How much are the Nippon shafts each? And the KBS tours that I have in my Orka's?


----------



## MGL (Dec 12, 2012)

drive4show said:



			MGL

How much are the Nippon shafts each? And the KBS tours that I have in my Orka's?
		
Click to expand...

It very much depends on which model of Nippon he's got. As a rule of thumb, the Nippons will be about 21/2 to 3 times more than the KBS.


----------



## Deleted Member 1156 (Dec 12, 2012)

I tried the Nippons as part of my fitting process, really didn't like them, they felt very dead to me.


----------



## thecraw (Dec 17, 2012)

drive4show said:



			I tried the Nippons as part of my fitting process, really didn't like them, they felt very dead to me.
		
Click to expand...



Just goes to show, its apples and pears mate. I hate KBS they just don't work for me, harsh and the ball flight just seemed to rise and fall out of the sky. On the other hand the Nippon shaft give me a much better trajectory and feel as well as an increase in distance.


----------



## MGL (Dec 17, 2012)

thecraw said:



			Just goes to show, its apples and pears mate. I hate KBS they just don't work for me, harsh and the ball flight just seemed to rise and fall out of the sky. On the other hand the Nippon shaft give me a much better trajectory and feel as well as an increase in distance.
		
Click to expand...

I thought you said custom fitting was all a con not so long back??

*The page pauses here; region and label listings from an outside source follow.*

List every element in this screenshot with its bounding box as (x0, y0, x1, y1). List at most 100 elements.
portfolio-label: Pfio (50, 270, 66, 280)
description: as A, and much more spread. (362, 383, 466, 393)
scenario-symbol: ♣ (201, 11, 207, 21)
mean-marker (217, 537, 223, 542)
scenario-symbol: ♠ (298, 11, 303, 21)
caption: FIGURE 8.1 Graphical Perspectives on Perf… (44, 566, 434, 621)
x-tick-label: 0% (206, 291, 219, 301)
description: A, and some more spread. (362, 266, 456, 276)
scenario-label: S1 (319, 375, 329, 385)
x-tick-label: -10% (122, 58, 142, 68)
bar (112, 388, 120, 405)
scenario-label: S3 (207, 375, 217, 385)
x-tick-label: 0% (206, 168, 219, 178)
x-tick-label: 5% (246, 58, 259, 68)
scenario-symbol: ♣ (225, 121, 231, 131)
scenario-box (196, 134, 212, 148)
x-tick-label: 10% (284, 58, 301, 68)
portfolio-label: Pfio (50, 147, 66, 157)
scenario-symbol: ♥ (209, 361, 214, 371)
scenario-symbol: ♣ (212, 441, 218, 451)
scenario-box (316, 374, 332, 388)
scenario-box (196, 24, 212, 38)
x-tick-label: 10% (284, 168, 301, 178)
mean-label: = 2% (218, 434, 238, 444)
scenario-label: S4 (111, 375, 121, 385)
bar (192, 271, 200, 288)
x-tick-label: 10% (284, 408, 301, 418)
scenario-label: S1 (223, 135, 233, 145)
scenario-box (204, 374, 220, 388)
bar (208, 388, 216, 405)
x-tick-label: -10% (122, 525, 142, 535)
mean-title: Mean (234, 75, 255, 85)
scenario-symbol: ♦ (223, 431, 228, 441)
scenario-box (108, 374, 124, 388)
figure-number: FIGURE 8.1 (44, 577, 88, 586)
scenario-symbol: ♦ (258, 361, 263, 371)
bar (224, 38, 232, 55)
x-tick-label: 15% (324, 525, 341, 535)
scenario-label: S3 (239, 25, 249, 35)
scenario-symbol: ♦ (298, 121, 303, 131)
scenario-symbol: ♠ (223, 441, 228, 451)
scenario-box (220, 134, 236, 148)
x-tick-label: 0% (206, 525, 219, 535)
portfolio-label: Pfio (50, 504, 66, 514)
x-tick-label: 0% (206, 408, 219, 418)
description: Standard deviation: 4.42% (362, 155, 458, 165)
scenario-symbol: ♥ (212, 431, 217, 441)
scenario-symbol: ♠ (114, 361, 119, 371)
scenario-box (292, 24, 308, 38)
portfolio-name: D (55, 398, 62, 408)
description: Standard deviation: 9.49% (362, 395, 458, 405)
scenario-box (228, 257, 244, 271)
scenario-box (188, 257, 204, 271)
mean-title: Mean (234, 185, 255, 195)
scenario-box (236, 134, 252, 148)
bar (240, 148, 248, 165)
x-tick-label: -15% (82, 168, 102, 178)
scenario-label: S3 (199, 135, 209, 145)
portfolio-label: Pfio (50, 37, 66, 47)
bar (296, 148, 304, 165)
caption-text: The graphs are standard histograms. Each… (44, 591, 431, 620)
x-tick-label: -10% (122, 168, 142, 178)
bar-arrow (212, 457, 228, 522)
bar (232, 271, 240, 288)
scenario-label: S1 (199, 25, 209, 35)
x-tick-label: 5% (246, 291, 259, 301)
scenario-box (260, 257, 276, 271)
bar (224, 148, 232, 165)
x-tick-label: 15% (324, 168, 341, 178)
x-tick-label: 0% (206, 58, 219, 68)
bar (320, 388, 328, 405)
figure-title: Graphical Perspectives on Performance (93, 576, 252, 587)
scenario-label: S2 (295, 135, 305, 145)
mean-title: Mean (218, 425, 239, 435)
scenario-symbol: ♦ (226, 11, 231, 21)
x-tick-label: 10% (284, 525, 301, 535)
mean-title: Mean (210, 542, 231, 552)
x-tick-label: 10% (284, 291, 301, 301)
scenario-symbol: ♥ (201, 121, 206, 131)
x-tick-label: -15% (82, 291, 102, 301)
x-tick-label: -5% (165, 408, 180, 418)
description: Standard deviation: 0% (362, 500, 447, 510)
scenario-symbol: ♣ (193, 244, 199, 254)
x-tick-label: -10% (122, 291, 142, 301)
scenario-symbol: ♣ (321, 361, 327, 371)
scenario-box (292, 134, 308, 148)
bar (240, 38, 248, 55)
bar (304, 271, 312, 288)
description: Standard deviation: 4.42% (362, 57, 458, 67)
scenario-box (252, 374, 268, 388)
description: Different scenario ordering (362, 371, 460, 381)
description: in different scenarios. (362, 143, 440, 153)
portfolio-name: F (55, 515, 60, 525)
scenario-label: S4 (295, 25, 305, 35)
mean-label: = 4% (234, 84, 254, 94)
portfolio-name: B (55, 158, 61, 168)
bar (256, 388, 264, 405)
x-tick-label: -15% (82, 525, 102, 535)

Your Apples and Pears comparison, highlights one of the main benefits of CF to me - shafts play differently and react differently to people, because were not Iron Byrons; we are putting different swings, stresses and strains on the shafts because we all pretty much hit the ball differently. What is one golfer's dream shaft is another one's nightmare.


----------



## LincolnShep (Sep 3, 2022)

Ten years later... 

I've just picked up a GS5 driver and I love hitting it. I can't see it on the current conforming list though. Does anyone know anything about whether it has been removed, or was never on there?


----------



## PhilTheFragger (Sep 4, 2022)

LincolnShep said:



			Ten years later... 

I've just picked up a GS5 driver and I love hitting it. I can't see it on the current conforming list though. Does anyone know anything about whether it has been removed, or was never on there?
		
Click to expand...

I have messaged Alex from Orka and he confirms that it is confirming 

So crack on sir 👍


----------



## Imurg (Sep 4, 2022)

PhilTheFragger said:



			I have messaged Alex from Orka and he confirms that it is confirming

So crack on sir 👍
		
Click to expand...

But does he conform that it's conforming..?
Asking for a friend


----------



## PhilTheFragger (Sep 4, 2022)

Imurg said:



			But does he conform that it's conforming..?
Asking for a friend

Click to expand...

Bloody bleedin auto correct 

He conforms it’s confirming or whatever
It’s OK 👍🙄


----------



## LincolnShep (Sep 5, 2022)

PhilTheFragger said:



			I have messaged Alex from Orka and he confirms that it is confirming

So crack on sir 👍
		
Click to expand...

Brilliant, thank you Phil!  I really like it so that's excellent news.


----------